Friday, July 31, 2009 

computer issues, but let me briefly update.

Friday July 31 Wanamingo, MN. 85 miles. Field. Warm.

Thursday July 30th. Independence, MN. 30 miles. Field. Cool, rain.

Wednesday July 29th. Annadale, MN. 45 miles. Grass. Cool.

Presale and gate in most towns have been decent. Recession continues to impact per cap.

Tuesday, July 28, 2009 

Tuesday July 28th, 2009. Foley, MN. 20 miles. Grass. Cool.

Poor showing here two years ago on a weekend up against a Catholic Festival. Hoping for better luck this time around. Suburban St Cloud. Turning southeast from here on the run to eastern Iowa dates next week.


Monday July 27th. Becker, MN. 20 miles. Grass. Warm, humid.

Made night jump into Becker and slept in late on Monday. Another very good presale and a wo excellent showsstrong box office. Two excellent shows.

Sunday Zimmerman, MN. 50 miles. Dirt lot. Warm.

Strong presale. Miserable lot. Two good shows. Night jump to next town.

Saturday, July 25, 2009 

Saturday July 25th. Hugo, MN. 55 miles. Overcast and cool.

Long time sponsor in a town that has tradtional been good for this show. We expect a nice day.

This has nothing to do with circus, or maybe everything. In Britain Harry Patch has died at the age of 111. Mr. Patch was last living British veteran of the First World War. That means that Mr. Patch was a child when James Bailey toured his Barnum show through Europe. On many shows including CM we include some form of Patriotic Salute during the performance. It's a bit like singing the National Anthem at a baseball game. Sometimes I think we forget when we're saluting our soldiers, our veterans that it isn't their service to our country that we're recalling. We are saluting the history they embody as well. We talk sometimes about "traditional circus" and we're proud of the long lineage that represents. Perhaps as much as any institution circus is a time machine traveling through history and observing the present. I would hope that at some point in his long life that Mr. Patch enjoyed a circus, because the history he represented marked an era that circus remembers. Likewise for the conflicts that have followed. At any given show we may see veterans of the Second World War, the Korean Conflict, Viet Nam, the Gulf War, and our present conflicts in Iran and Afghanistan. We hope they understand that we appreciate their service. We hope we will never forget that history touched them, as it has touched us.

Friday, July 24, 2009 

Friday. Braham, MN. 85 miles. Grass, wet. Warm.
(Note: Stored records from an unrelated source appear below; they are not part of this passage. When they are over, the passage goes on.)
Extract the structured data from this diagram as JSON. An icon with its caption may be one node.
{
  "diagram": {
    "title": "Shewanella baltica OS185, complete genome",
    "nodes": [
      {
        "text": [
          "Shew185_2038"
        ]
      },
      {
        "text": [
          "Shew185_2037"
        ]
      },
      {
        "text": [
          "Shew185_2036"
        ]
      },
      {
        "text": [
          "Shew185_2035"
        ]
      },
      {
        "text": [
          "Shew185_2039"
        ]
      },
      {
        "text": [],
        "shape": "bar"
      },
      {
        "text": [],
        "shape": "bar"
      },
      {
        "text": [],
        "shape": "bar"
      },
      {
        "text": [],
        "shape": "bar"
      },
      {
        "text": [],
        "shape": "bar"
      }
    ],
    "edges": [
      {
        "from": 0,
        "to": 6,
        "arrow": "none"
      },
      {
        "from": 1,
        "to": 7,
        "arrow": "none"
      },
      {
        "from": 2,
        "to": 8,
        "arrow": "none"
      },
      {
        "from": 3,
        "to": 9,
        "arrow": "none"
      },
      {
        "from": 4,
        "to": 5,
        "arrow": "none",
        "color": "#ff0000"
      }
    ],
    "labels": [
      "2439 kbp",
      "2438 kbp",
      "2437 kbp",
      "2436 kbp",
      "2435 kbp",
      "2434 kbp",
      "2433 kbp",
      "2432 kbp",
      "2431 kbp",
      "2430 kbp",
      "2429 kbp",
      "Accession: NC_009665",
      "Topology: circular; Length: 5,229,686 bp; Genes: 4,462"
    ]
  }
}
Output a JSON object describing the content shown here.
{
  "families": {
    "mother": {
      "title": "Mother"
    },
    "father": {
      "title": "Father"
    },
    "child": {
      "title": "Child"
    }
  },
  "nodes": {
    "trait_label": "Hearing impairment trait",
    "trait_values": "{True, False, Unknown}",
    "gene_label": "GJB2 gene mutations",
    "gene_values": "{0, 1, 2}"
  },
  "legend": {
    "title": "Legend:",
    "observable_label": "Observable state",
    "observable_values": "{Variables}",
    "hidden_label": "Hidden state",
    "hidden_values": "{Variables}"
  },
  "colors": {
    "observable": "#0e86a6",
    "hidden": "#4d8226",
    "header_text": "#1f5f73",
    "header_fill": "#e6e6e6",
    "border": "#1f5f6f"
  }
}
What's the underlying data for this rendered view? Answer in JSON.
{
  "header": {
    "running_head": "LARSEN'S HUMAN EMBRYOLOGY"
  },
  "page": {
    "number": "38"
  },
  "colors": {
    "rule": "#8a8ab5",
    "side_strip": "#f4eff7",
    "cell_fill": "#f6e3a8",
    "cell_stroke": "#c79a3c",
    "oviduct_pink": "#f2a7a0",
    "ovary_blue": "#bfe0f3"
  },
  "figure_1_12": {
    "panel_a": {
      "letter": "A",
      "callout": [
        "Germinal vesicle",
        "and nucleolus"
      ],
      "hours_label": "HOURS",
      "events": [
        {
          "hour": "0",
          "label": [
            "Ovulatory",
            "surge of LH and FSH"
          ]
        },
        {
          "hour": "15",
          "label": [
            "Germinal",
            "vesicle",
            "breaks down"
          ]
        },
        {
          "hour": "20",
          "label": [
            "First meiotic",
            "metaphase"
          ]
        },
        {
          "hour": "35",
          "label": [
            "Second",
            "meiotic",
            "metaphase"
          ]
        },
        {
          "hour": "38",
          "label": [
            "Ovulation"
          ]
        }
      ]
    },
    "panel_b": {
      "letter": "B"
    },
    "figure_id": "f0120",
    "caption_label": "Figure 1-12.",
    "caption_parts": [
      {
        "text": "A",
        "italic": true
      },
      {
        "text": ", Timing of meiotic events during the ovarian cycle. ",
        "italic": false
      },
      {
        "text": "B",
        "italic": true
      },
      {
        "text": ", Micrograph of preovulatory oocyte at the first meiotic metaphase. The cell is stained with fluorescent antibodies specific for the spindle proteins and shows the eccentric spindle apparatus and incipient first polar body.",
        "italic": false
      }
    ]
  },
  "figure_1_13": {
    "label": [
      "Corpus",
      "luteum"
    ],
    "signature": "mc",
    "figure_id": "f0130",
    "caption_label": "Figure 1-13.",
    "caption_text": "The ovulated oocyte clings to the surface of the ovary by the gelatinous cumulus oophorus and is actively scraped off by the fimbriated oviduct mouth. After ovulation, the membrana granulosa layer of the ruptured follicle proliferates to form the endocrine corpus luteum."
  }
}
Hard rains last night. We had to pull three trucks off the lot this morning. Yesterday's shows were sparse. Circus fan and blogger "Dan The Booker" visited for the first show. We're out of the lakes country and closing in on the Twin Cities again. Tomorrow we'll be in the suburbs. Braham is a new town for us today.

 

Thursday. Aikin, MN. 90 miles. Warm. Muddy.

Fairgrounds lot flooded several weeks ago. Still wet. Two other shows have been in the area in the last month. Poor presale. Letdown after the great day in Walker yesterday.

Wednesday, July 22, 2009 

Wednesday July 22nd, 2009. Walker, MN. 30 miles. Grass. Sunny.

Short jump to a small park on a lake. Yesterday we enjoyed excellent business and hope to repeat that today in Walker, where we've generally done well through the years.


Tuesday July 21st, 2009 Park Rapids, MN. 50 miles. Grass. Warmer.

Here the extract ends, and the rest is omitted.